Other places do weirder things. I have a buddy at an insurance company who's a "Second VP" and is basically an "Assistant CIO". Never figured that out.
i didn't understand that at all. i thought a director is a person elected by shareholders onto the board of directors. but i normally work for small companies!
In most companies, it's both. On the employee side (non-finance) you have things like Manager -> Director -> VP -> C-level (often with "Senior" versions of some of those), but then the people who serve on the board are also called Directors.
+1. In Morgan Stanley, the title/promotion hierarchy is associate -> vice president -> executive director -> managing director. You can get VP within 5 years or so.
I work for a Fortune 150 company where VP is definitely a mid-level management job. It's insane how many VP we have. Just my small part of the company has 5 VPs and they are all at least 4 levels below the President of the company.
At a typical investment bank:
President/CEO --> CTO (may also hold corp title of Managing Director, maybe "Senior Managing Director") --> Managing Director --> Director --> VP --> (possibly) AVP --> Peon.
When I last left the IB world, there were many VPs and a decent number of Directors that were individual contributors.
Future: President -> Titanium VP -> Platinum VP -> etc.

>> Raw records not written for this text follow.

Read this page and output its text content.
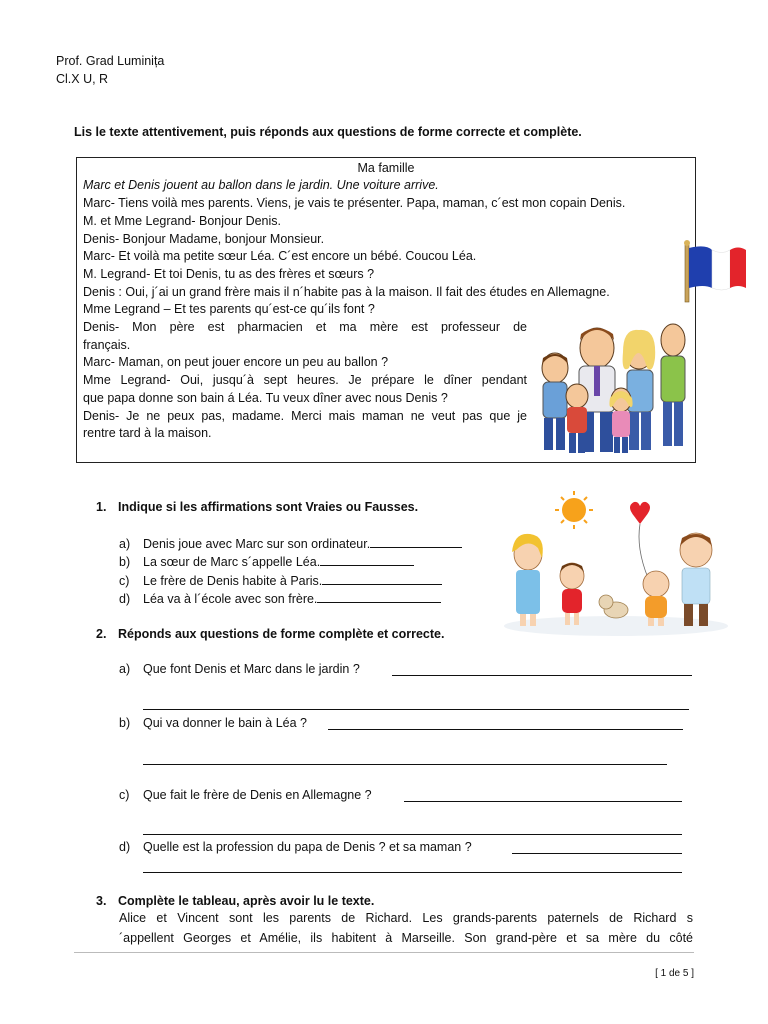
Prof. Grad Luminița
Cl.X U, R
Lis le texte attentivement, puis réponds aux questions de forme correcte et complète.
Ma famille
Marc et Denis jouent au ballon dans le jardin. Une voiture arrive.
Marc- Tiens voilà mes parents. Viens, je vais te présenter. Papa, maman, c´est mon copain Denis.
M. et Mme Legrand- Bonjour Denis.
Denis- Bonjour Madame, bonjour Monsieur.
Marc- Et voilà ma petite sœur Léa. C´est encore un bébé. Coucou Léa.
M. Legrand- Et toi Denis, tu as des frères et sœurs ?
Denis : Oui, j´ai un grand frère mais il n´habite pas à la maison. Il fait des études en Allemagne.
Mme Legrand – Et tes parents qu´est-ce qu´ils font ?
Denis- Mon père est pharmacien et ma mère est professeur de
français.
Marc- Maman, on peut jouer encore un peu au ballon ?
Mme Legrand- Oui, jusqu´à sept heures. Je prépare le dîner pendant
que papa donne son bain á Léa. Tu veux dîner avec nous Denis ?
Denis- Je ne peux pas, madame. Merci mais maman ne veut pas que je
rentre tard à la maison.
1. Indique si les affirmations sont Vraies ou Fausses.
a) Denis joue avec Marc sur son ordinateur.
b) La sœur de Marc s´appelle Léa.
c) Le frère de Denis habite à Paris.
d) Léa va à l´école avec son frère.
2. Réponds aux questions de forme complète et correcte.
a) Que font Denis et Marc dans le jardin ?
b) Qui va donner le bain à Léa ?
c) Que fait le frère de Denis en Allemagne ?
d) Quelle est la profession du papa de Denis ? et sa maman ?
3. Complète le tableau, après avoir lu le texte.
Alice et Vincent sont les parents de Richard. Les grands-parents paternels de Richard s
´appellent Georges et Amélie, ils habitent à Marseille. Son grand-père et sa mère du côté
[ 1 de 5 ]
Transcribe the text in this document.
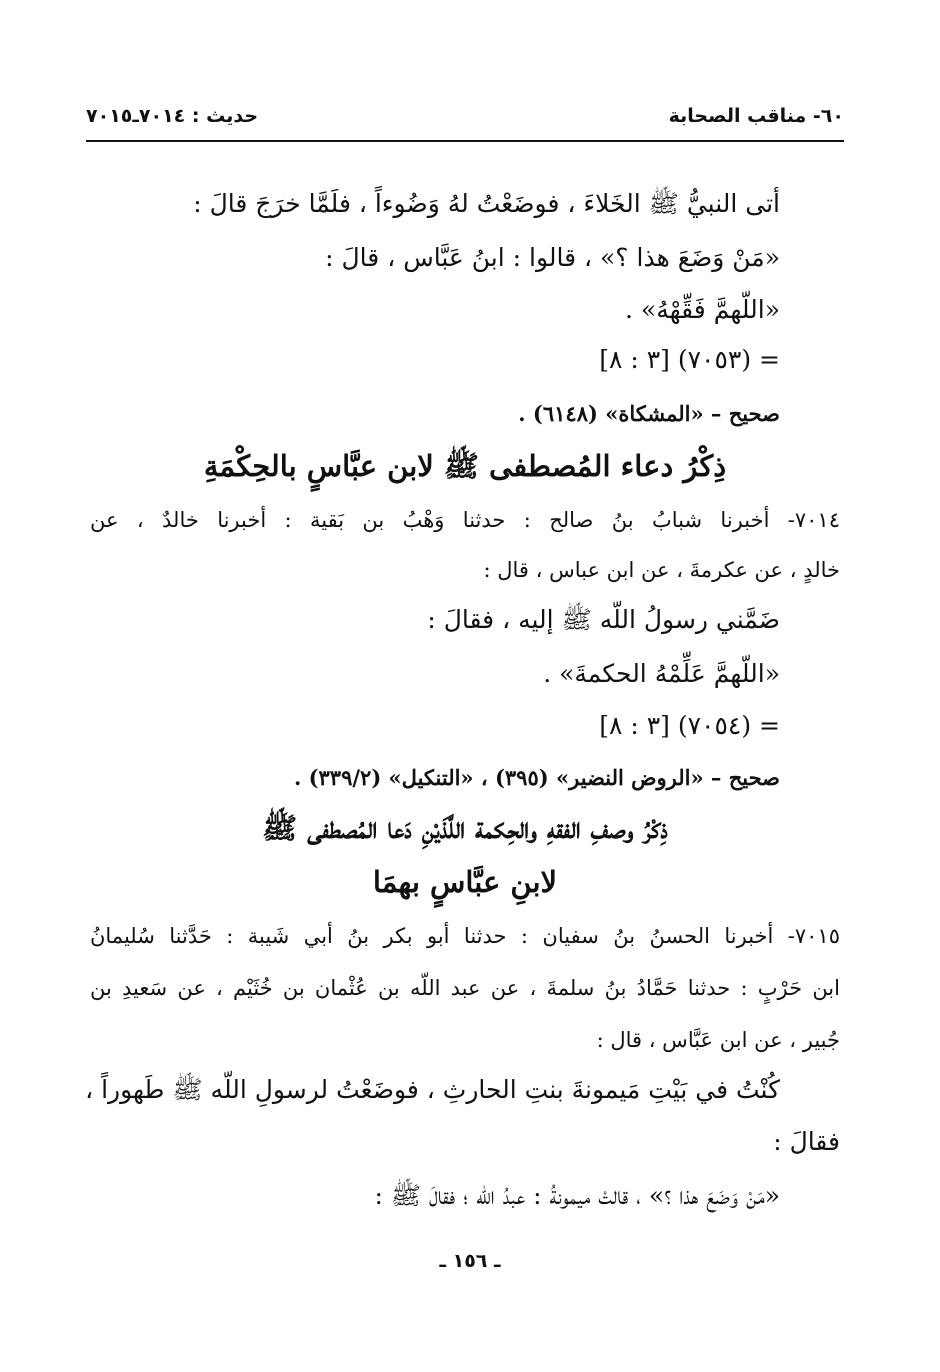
٦٠- مناقب الصحابة
حديث : ٧٠١٤ـ٧٠١٥
أتى النبيُّ ﷺ الخَلاءَ ، فوضَعْتُ لهُ وَضُوءاً ، فلَمَّا خرَجَ قالَ :
«مَنْ وَضَعَ هذا ؟» ، قالوا : ابنُ عَبَّاس ، قالَ :
«اللّهمَّ فَقِّهْهُ» .
= (٧٠٥٣) [٣ : ٨]
صحيح – «المشكاة» (٦١٤٨) .
ذِكْرُ دعاء المُصطفى ﷺ لابن عبَّاسٍ بالحِكْمَةِ
٧٠١٤- أخبرنا شبابُ بنُ صالح : حدثنا وَهْبُ بن بَقية : أخبرنا خالدٌ ، عن
خالدٍ ، عن عكرمةَ ، عن ابن عباس ، قال :
ضَمَّني رسولُ اللّه ﷺ إليه ، فقالَ :
«اللّهمَّ عَلِّمْهُ الحكمةَ» .
= (٧٠٥٤) [٣ : ٨]
صحيح – «الروض النضير» (٣٩٥) ، «التنكيل» (٣٣٩/٢) .
ذِكْرُ وصفِ الفقهِ والحِكمة اللَّذَيْنِ دَعا المُصطفى ﷺ
لابنِ عبَّاسٍ بهمَا
٧٠١٥- أخبرنا الحسنُ بنُ سفيان : حدثنا أبو بكر بنُ أبي شَيبة : حَدَّثنا سُليمانُ
ابن حَرْبٍ : حدثنا حَمَّادُ بنُ سلمةَ ، عن عبد اللّه بن عُثْمان بن خُثَيْم ، عن سَعيدِ بن
جُبير ، عن ابن عَبَّاس ، قال :
كُنْتُ في بَيْتِ مَيمونةَ بنتِ الحارثِ ، فوضَعْتُ لرسولِ اللّه ﷺ طَهوراً ،
فقالَ :
«مَنْ وَضَعَ هذا ؟» ، قالتْ ميمونةُ : عبدُ اللّه ؛ فقالَ ﷺ :
ـ ١٥٦ ـ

It's funny how "titanium" is somehow such a big thing with marketing names these days, such as with car trim models. It's a pretty neat metal but it isn't particularly valuable. Steel and aluminum are pretty neat metals too, in different ways, but no one uses those in marketing this way.
Depends on the company. In some companies, there are many VPs that themselves form a hierarchy... so you'll have a VP, Senior VP, Executive VP, etc. So VP can start to look an awful lot like directors (not board directors that is).
On the flip side, I'm working with a company where everyone that should have a "Director" title relative to their authority, knowledge, and experience has been given a VP title... probably because the company isn't very attractive as an employer.
Or in enterprise sales, someone who has 6 months tenure. Why? Because an angry customer call can always be handled with: "I will put you straight through to the Vice President."
A lot of companies (especially finance) suffer from title inflation, and also flip Director and VP (i.e, Director is a higher rank than VP).
For example, at Goldman Sachs 30% of all employees are Vice Presidents.